Economy Minister Yulia Svyrydenko on Feb. 28 proposed that large retail chains participate in the Defense Ministry's food procurement for Ukraine’s Armed Forces.
“Currently, companies that purchase products from large retail chains are engaged in the supply of food products. Since you already have these products in your assortment, you need to solve the logistics issue,” Svyrydenko said. “Our joint task is to ensure an uninterrupted food supply to the army.”
The announcement comes amid an ongoing corruption scandal in which the Defense Ministry is accused of purchasing food at inflated prices.
It started in January, when the Ukrainian newspaper ZN.ua published an investigation indicating that Ukraine's Defense Ministry purchases food for the military at prices that are between two and three times higher than those at Kyiv grocery stores.

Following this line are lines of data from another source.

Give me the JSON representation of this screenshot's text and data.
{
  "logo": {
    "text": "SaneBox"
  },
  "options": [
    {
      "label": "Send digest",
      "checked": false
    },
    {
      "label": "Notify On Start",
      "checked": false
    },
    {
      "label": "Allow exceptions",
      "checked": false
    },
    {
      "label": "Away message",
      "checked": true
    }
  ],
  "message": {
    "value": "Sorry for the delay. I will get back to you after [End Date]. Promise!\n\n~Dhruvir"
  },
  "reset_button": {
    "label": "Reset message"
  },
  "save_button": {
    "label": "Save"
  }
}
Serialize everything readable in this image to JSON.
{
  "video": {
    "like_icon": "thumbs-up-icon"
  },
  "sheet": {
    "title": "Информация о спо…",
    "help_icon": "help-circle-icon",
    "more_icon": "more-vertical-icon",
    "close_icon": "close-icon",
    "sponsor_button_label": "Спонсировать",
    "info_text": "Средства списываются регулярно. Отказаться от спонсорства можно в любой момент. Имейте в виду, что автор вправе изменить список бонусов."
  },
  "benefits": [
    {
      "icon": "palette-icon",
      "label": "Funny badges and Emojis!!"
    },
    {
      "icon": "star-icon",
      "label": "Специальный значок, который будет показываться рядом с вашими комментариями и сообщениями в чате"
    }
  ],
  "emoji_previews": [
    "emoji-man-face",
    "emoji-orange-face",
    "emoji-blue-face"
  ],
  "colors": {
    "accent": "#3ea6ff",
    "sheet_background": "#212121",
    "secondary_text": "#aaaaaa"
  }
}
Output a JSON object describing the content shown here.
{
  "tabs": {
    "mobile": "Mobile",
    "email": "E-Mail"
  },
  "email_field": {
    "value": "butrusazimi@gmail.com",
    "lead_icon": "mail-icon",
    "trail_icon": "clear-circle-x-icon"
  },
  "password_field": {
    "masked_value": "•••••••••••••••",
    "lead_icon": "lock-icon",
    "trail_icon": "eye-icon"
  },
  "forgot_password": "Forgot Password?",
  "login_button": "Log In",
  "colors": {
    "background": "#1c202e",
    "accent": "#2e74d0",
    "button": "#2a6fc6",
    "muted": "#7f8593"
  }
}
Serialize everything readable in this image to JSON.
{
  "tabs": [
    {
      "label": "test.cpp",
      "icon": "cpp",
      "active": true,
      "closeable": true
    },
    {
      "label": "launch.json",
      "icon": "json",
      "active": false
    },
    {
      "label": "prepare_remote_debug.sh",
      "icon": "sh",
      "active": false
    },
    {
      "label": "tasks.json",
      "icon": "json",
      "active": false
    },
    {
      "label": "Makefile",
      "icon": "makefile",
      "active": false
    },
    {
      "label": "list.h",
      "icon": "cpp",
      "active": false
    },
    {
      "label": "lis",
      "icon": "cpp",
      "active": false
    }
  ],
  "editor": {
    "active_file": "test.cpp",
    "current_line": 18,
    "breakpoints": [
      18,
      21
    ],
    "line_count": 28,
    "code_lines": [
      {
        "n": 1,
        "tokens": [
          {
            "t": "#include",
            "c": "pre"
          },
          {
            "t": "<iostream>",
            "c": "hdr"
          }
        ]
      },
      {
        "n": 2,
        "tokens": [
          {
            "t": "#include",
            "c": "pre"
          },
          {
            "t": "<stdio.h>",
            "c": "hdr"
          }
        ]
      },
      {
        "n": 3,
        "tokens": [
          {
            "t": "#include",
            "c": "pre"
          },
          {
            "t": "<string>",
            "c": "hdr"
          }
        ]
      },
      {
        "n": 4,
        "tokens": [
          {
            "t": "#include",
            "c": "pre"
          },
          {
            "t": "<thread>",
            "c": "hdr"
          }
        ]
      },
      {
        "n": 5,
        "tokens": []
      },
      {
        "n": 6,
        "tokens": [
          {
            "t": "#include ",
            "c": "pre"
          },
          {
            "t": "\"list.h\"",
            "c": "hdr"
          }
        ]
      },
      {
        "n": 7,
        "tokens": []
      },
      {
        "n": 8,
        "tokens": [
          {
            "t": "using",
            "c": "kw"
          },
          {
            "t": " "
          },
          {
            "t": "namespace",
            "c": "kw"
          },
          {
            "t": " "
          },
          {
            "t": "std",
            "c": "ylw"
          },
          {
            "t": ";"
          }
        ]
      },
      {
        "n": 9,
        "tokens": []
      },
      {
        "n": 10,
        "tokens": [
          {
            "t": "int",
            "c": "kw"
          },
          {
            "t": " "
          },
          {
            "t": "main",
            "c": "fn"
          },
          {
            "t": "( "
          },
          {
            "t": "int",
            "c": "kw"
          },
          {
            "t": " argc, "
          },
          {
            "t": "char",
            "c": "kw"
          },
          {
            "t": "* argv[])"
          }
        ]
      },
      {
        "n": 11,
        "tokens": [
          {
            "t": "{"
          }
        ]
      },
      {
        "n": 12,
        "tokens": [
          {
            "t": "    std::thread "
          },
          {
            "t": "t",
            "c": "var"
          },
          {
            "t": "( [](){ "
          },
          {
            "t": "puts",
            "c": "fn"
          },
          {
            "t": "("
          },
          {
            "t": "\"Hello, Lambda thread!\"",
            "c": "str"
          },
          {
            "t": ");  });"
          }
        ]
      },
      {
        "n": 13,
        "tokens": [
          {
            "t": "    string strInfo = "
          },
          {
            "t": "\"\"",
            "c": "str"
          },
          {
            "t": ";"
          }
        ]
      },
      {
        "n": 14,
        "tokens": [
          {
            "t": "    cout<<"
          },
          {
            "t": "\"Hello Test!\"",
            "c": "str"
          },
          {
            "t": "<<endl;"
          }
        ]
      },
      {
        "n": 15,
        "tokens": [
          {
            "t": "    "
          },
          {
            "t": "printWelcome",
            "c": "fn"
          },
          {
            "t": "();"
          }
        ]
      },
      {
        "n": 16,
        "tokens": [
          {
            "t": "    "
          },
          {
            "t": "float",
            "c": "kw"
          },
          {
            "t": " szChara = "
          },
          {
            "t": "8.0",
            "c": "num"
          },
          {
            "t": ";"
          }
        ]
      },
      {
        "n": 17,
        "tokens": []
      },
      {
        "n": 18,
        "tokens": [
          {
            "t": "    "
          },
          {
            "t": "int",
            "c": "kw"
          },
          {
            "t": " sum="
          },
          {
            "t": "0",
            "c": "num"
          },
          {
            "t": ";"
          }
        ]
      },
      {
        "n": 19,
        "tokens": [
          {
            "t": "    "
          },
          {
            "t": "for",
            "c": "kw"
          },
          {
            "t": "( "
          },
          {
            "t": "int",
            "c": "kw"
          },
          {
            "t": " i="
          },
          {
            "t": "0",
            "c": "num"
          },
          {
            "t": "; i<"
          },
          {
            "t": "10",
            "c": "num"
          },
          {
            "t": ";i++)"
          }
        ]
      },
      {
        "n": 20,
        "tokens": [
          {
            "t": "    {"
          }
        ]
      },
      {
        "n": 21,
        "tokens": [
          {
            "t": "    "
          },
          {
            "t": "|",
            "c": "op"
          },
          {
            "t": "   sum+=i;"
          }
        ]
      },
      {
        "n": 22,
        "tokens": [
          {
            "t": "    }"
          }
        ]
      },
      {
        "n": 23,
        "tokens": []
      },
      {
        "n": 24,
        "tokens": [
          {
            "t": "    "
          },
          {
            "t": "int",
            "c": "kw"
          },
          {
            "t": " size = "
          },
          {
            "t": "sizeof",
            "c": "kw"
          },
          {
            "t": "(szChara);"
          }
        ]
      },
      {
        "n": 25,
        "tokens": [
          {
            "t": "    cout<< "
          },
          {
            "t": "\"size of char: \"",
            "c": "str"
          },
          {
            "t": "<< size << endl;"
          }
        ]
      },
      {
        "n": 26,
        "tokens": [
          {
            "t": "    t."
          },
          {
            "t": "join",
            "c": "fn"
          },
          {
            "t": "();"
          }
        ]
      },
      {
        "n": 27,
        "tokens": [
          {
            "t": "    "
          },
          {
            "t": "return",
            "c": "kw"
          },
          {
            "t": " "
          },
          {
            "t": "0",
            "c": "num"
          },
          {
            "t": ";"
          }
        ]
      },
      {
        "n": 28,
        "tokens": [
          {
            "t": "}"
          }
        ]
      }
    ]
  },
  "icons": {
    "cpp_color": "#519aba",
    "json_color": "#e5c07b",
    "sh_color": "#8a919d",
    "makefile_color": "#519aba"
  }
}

The National Anti-Corruption Bureau of Ukraine (NABU) reported on Jan. 23 that it had begun investigating possible corruption in the Defense Ministry's food procurement.
On the same day, Defense Minister Oleksiy Reznikov came out with a statement calling inflated prices a “technical error” of the contractor, who “made a mistake while transferring data from one table to another.”
Reznikov dismissed the investigative report as “nothing but manipulations” and promised repercussions to those who leaked the contract to journalists, adding that the Security Service would look for the alleged whistleblower.
Following the scandal, the director of the procurement department of the Ministry of Defense Bohdan Khmelnytskyi, and Deputy Defense Minister Vyacheslav Shapovalov were dismissed on Jan. 24.